Nic złego się nie dzieje? Naprawdę? Jakoś tego nie kupował. I nie rozumiał. Nie dzieje, a jednak COŚ się dzieje? Coś jest inaczej? Czy to już jego mózg zupełnie wariował i tylko sobie dopisywał wszystko? Znowu? Czy to znowu były jakieś dziwne zabiegi Edga, żeby… nawet nie wiedział w zasadzie żeby CO. Czego on chciał, co chciał osiagnąć, kompletnie już tracił w tym rozeznanie. Albo to dlatego, że przecież był zmęczony po występie, że… aach. Nie ważne. Czemu miał tracić energię na zastanawianie się nad tym? Myślał sobie o tym tak jakże wygodnie, a wiedział, że i tak będzie musiał to odreagować w JAKIŚ sposób.
Nie załapał od razu tego żartu - czyli co celebryci mają wspólnego z Voldemortem, więc jego zagubione spojrzenie, niezrozumiałe, zawisnęło na chwileczkę na ludziach, przy których stali. Na szczęście jego niezrozumienie mogło szybko w tym przeminąć. Udawać, że wcale nie miał zawieszenia, którego mieć nie powinien (bo przecież jeśli nie mógł liczyć na własny umysł, to czy już na COKOLWIEK mógł liczyć?).
Prawie znowu użył magicznego synonimu dla słowa "przepraszam", ale się powstrzymał. W ostatnim momencie!
- Nie do końca się skupiłem na treści... Uderzyłeś w moją słabość. - Przyznał bez bicia. Biżuteria, och, uwielbiał ją prawie tak samo jak kwiaty! A może nawet bardziej?
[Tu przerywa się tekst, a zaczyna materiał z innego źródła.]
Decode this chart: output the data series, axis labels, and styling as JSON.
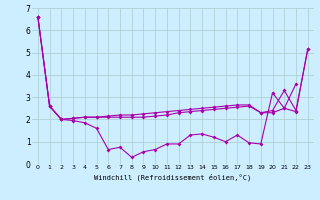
{
  "xlabel": "Windchill (Refroidissement éolien,°C)",
  "bg_color": "#cceeff",
  "line_color": "#aa00aa",
  "grid_color": "#aacccc",
  "xlim": [
    -0.5,
    23.5
  ],
  "ylim": [
    0,
    7
  ],
  "xticks": [
    0,
    1,
    2,
    3,
    4,
    5,
    6,
    7,
    8,
    9,
    10,
    11,
    12,
    13,
    14,
    15,
    16,
    17,
    18,
    19,
    20,
    21,
    22,
    23
  ],
  "yticks": [
    0,
    1,
    2,
    3,
    4,
    5,
    6,
    7
  ],
  "series1_x": [
    0,
    1,
    2,
    3,
    4,
    5,
    6,
    7,
    8,
    9,
    10,
    11,
    12,
    13,
    14,
    15,
    16,
    17,
    18,
    19,
    20,
    21,
    22
  ],
  "series1_y": [
    6.6,
    2.6,
    2.0,
    1.95,
    1.85,
    1.6,
    0.65,
    0.75,
    0.3,
    0.55,
    0.65,
    0.9,
    0.9,
    1.3,
    1.35,
    1.2,
    1.0,
    1.3,
    0.95,
    0.9,
    3.2,
    2.5,
    3.6
  ],
  "series2_x": [
    0,
    1,
    2,
    3,
    4,
    5,
    6,
    7,
    8,
    9,
    10,
    11,
    12,
    13,
    14,
    15,
    16,
    17,
    18,
    19,
    20,
    21,
    22,
    23
  ],
  "series2_y": [
    6.6,
    2.6,
    2.0,
    2.05,
    2.1,
    2.1,
    2.15,
    2.2,
    2.2,
    2.25,
    2.3,
    2.35,
    2.4,
    2.45,
    2.5,
    2.55,
    2.6,
    2.65,
    2.65,
    2.3,
    2.4,
    3.3,
    2.4,
    5.15
  ],
  "series3_x": [
    0,
    1,
    2,
    3,
    4,
    5,
    6,
    7,
    8,
    9,
    10,
    11,
    12,
    13,
    14,
    15,
    16,
    17,
    18,
    19,
    20,
    21,
    22,
    23
  ],
  "series3_y": [
    6.6,
    2.6,
    2.0,
    2.05,
    2.1,
    2.1,
    2.1,
    2.1,
    2.1,
    2.1,
    2.15,
    2.2,
    2.3,
    2.35,
    2.4,
    2.45,
    2.5,
    2.55,
    2.6,
    2.3,
    2.3,
    2.5,
    2.35,
    5.15
  ]
}
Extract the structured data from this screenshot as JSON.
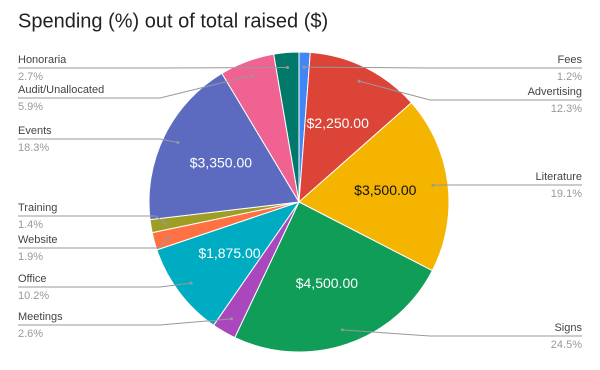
{
  "chart_data": {
    "type": "pie",
    "title": "Spending (%) out of total raised ($)",
    "categories": [
      "Fees",
      "Advertising",
      "Literature",
      "Signs",
      "Meetings",
      "Office",
      "Website",
      "Training",
      "Events",
      "Audit/Unallocated",
      "Honoraria"
    ],
    "values": [
      1.2,
      12.3,
      19.1,
      24.5,
      2.6,
      10.2,
      1.9,
      1.4,
      18.3,
      5.9,
      2.7
    ],
    "value_labels": [
      "1.2%",
      "12.3%",
      "19.1%",
      "24.5%",
      "2.6%",
      "10.2%",
      "1.9%",
      "1.4%",
      "18.3%",
      "5.9%",
      "2.7%"
    ],
    "amounts": [
      null,
      2250,
      3500,
      4500,
      null,
      1875,
      null,
      null,
      3350,
      null,
      null
    ],
    "amount_labels": [
      null,
      "$2,250.00",
      "$3,500.00",
      "$4,500.00",
      null,
      "$1,875.00",
      null,
      null,
      "$3,350.00",
      null,
      null
    ],
    "colors": [
      "#4285f4",
      "#db4437",
      "#f4b400",
      "#0f9d58",
      "#ab47bc",
      "#00acc1",
      "#ff7043",
      "#9e9d24",
      "#5c6bc0",
      "#f06292",
      "#00796b"
    ]
  }
}
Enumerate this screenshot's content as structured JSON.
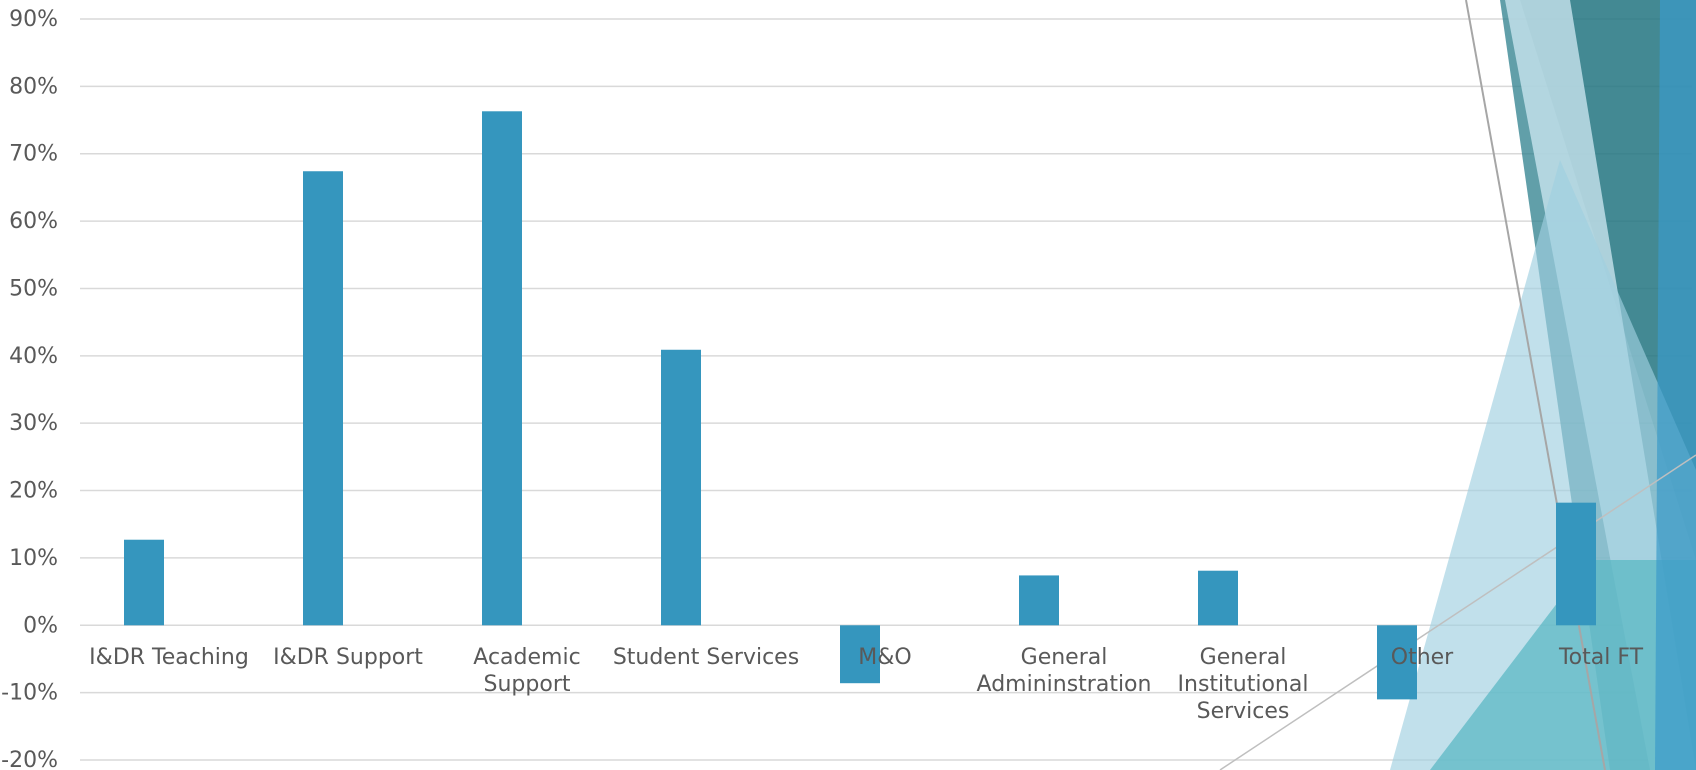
{
  "chart_data": {
    "type": "bar",
    "title": "",
    "xlabel": "",
    "ylabel": "",
    "ylim": [
      -20,
      90
    ],
    "y_ticks": [
      -20,
      -10,
      0,
      10,
      20,
      30,
      40,
      50,
      60,
      70,
      80,
      90
    ],
    "y_tick_labels": [
      "-20%",
      "-10%",
      "0%",
      "10%",
      "20%",
      "30%",
      "40%",
      "50%",
      "60%",
      "70%",
      "80%",
      "90%"
    ],
    "grid": true,
    "legend": "none",
    "bar_color": "#3596BE",
    "categories": [
      "I&DR Teaching",
      "I&DR Support",
      "Academic Support",
      "Student Services",
      "M&O",
      "General Admininstration",
      "General Institutional Services",
      "Other",
      "Total FT"
    ],
    "category_label_lines": [
      [
        "I&DR Teaching"
      ],
      [
        "I&DR Support"
      ],
      [
        "Academic",
        "Support"
      ],
      [
        "Student Services"
      ],
      [
        "M&O"
      ],
      [
        "General",
        "Admininstration"
      ],
      [
        "General",
        "Institutional",
        "Services"
      ],
      [
        "Other"
      ],
      [
        "Total FT"
      ]
    ],
    "values": [
      12.7,
      67.4,
      76.3,
      40.9,
      -8.6,
      7.4,
      8.1,
      -11.0,
      18.2
    ]
  },
  "theme": {
    "text_color": "#595959",
    "grid_color": "#D9D9D9",
    "decor_colors": [
      "#1F6E78",
      "#2C7F8C",
      "#9FCFE0",
      "#C8E3ED",
      "#5BB8C4",
      "#3A9AC9"
    ]
  }
}
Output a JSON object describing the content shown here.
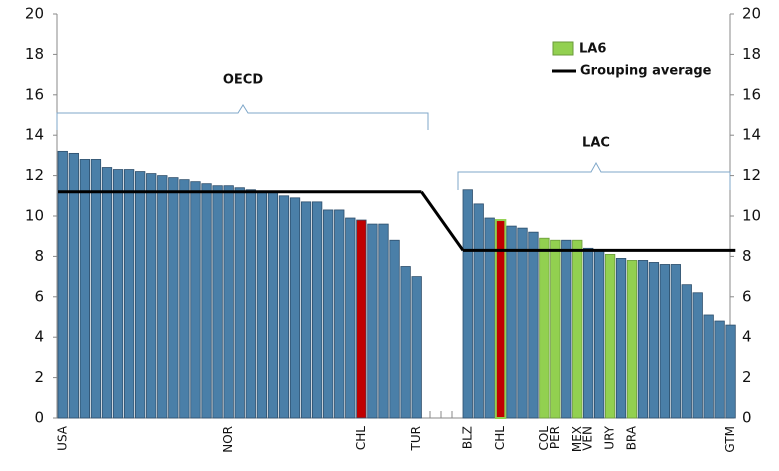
{
  "chart_data": {
    "type": "bar",
    "ylim": [
      0,
      20
    ],
    "yticks": [
      0,
      2,
      4,
      6,
      8,
      10,
      12,
      14,
      16,
      18,
      20
    ],
    "y2lim": [
      0,
      20
    ],
    "y2ticks": [
      0,
      2,
      4,
      6,
      8,
      10,
      12,
      14,
      16,
      18,
      20
    ],
    "bar_color": "#4a7fa8",
    "legend": [
      {
        "name": "LA6",
        "color": "#92d050"
      },
      {
        "name": "Grouping average",
        "color": "#000000"
      }
    ],
    "groups": [
      {
        "name": "OECD",
        "average": 11.2,
        "categories": [
          "USA",
          null,
          null,
          null,
          null,
          null,
          null,
          null,
          null,
          null,
          null,
          null,
          null,
          null,
          null,
          "NOR",
          null,
          null,
          null,
          null,
          null,
          null,
          null,
          null,
          null,
          null,
          null,
          "CHL",
          null,
          null,
          null,
          null,
          "TUR"
        ],
        "values": [
          13.2,
          13.1,
          12.8,
          12.8,
          12.4,
          12.3,
          12.3,
          12.2,
          12.1,
          12.0,
          11.9,
          11.8,
          11.7,
          11.6,
          11.5,
          11.5,
          11.4,
          11.3,
          11.2,
          11.2,
          11.0,
          10.9,
          10.7,
          10.7,
          10.3,
          10.3,
          9.9,
          9.8,
          9.6,
          9.6,
          8.8,
          7.5,
          7.0
        ],
        "colors": {
          "27": "#c00000"
        }
      },
      {
        "name": "LAC",
        "average": 8.3,
        "categories": [
          "BLZ",
          null,
          null,
          "CHL",
          null,
          null,
          null,
          "COL",
          "PER",
          null,
          "MEX",
          "VEN",
          null,
          "URY",
          null,
          "BRA",
          null,
          null,
          null,
          null,
          null,
          null,
          null,
          null,
          "GTM"
        ],
        "values": [
          11.3,
          10.6,
          9.9,
          9.8,
          9.5,
          9.4,
          9.2,
          8.9,
          8.8,
          8.8,
          8.8,
          8.4,
          8.3,
          8.1,
          7.9,
          7.8,
          7.8,
          7.7,
          7.6,
          7.6,
          6.6,
          6.2,
          5.1,
          4.8,
          4.6
        ],
        "colors": {
          "3": "#c00000",
          "7": "#92d050",
          "8": "#92d050",
          "10": "#92d050",
          "13": "#92d050",
          "15": "#92d050"
        }
      }
    ]
  }
}
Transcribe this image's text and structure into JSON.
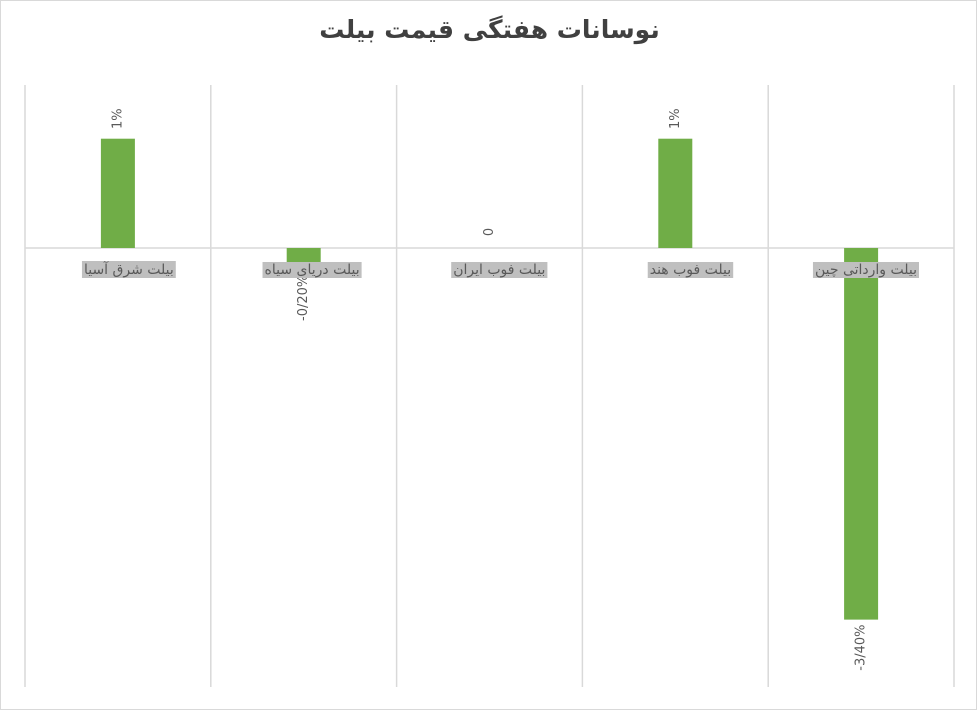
{
  "chart_data": {
    "type": "bar",
    "title": "نوسانات هفتگی قیمت بیلت",
    "categories": [
      "بیلت شرق آسیا",
      "بیلت دریای سیاه",
      "بیلت فوب ایران",
      "بیلت فوب هند",
      "بیلت وارداتی چین"
    ],
    "values": [
      1,
      -0.2,
      0,
      1,
      -3.4
    ],
    "data_labels": [
      "1%",
      "-0/20%",
      "0",
      "1%",
      "-3/40%"
    ],
    "xlabel": "",
    "ylabel": "",
    "ylim": [
      -4,
      1.5
    ],
    "grid": "vertical",
    "legend": "none",
    "bar_color": "#70ad47",
    "category_label_background": "#bfbfbf",
    "gridline_color": "#d9d9d9",
    "label_color": "#595959"
  }
}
To na biżuterii, złocie i klejnocie mógłby się wylegiwać, a jakoś... no zgoda, nie, na płatkach róż też mógłby sypiać. Ale to nie było aż tak chorobliwe, jak z relacją łączącą go z błyskotkami. - Coś jeszcze było na tej kartce? - Rozczytał się, że to pierścionek do ratowania… coś w tym stylu. Być może rzeczywiście mieściła się tam krótka instrukcja obsługi, ale skoro mógł ją teraz dostać z pierwszej ręki… Czemu wręczył mu ten pierścionek? Powróciła myśl o litości. Nie! Zastąp to ładniejszym słowem: troska. Przybliżył z powrotem rękę, żeby czasem nikogo nie szturchać. Teraz było jakoś… lepiej. Trochę lepiej, bo przy tym, jak bardzo niepewnie się czuł przy samym Flynnie w kompletnym rozstrojeniu, w próbach ustalenia emocji drugiej strony, daleko temu było do ideału. Chciał zwiedzić ten kiermasz, a teraz myślał, że bardziej chciał wrócić do domu. Do domu… nie. Nie chciał do domu. Wrócić do domu Bulstrodów. - Och… - To był zawsze świetny komentarz, kiedy mówią “ktoś umarł” albo “ktoś próbował kogoś zabić”. Och. Onomatopeja, która wyrażała więcej niż tysiąc słów. - Musiałem to przegapić w prasie... - Co też go trochę niepokoiło, bo starał się nadążać. - Kiedy właśnie ten instynkt… z nim chyba jest coś nie tak. - Niezależnie od tego, jak źle jest. Jak źle było. Miałby zostawić ludzi, kiedy coś się działo, żeby tylko ratować WŁASNY tyłek? Ha… ale poniekąd tak zrobił. Był tak naładowany strachem, że rzeczywiście zawrócił z miejsca wydarzenia. Gdyby tam jednak naprawdę leciały czary - zawróciłby? Świadomość tego tłumu, w którym byli, jakoś przypomniała mu o tym, jak się niepewnie czuł. Mały, nic nie znaczący paniczyk. - Co zrobiła? I właściwie… chcesz się przejść, skoro i tak jest kolejka? - Przesunął dłoń za nich, pokazując po prostu ten kiermasz. - Nora ma swoje stoisko. Stamtąd były pralinki. - Tak apropo słodyczy pomyślał, że jeśli było jakieś stoisko to może właśnie to chciałby odwiedzić...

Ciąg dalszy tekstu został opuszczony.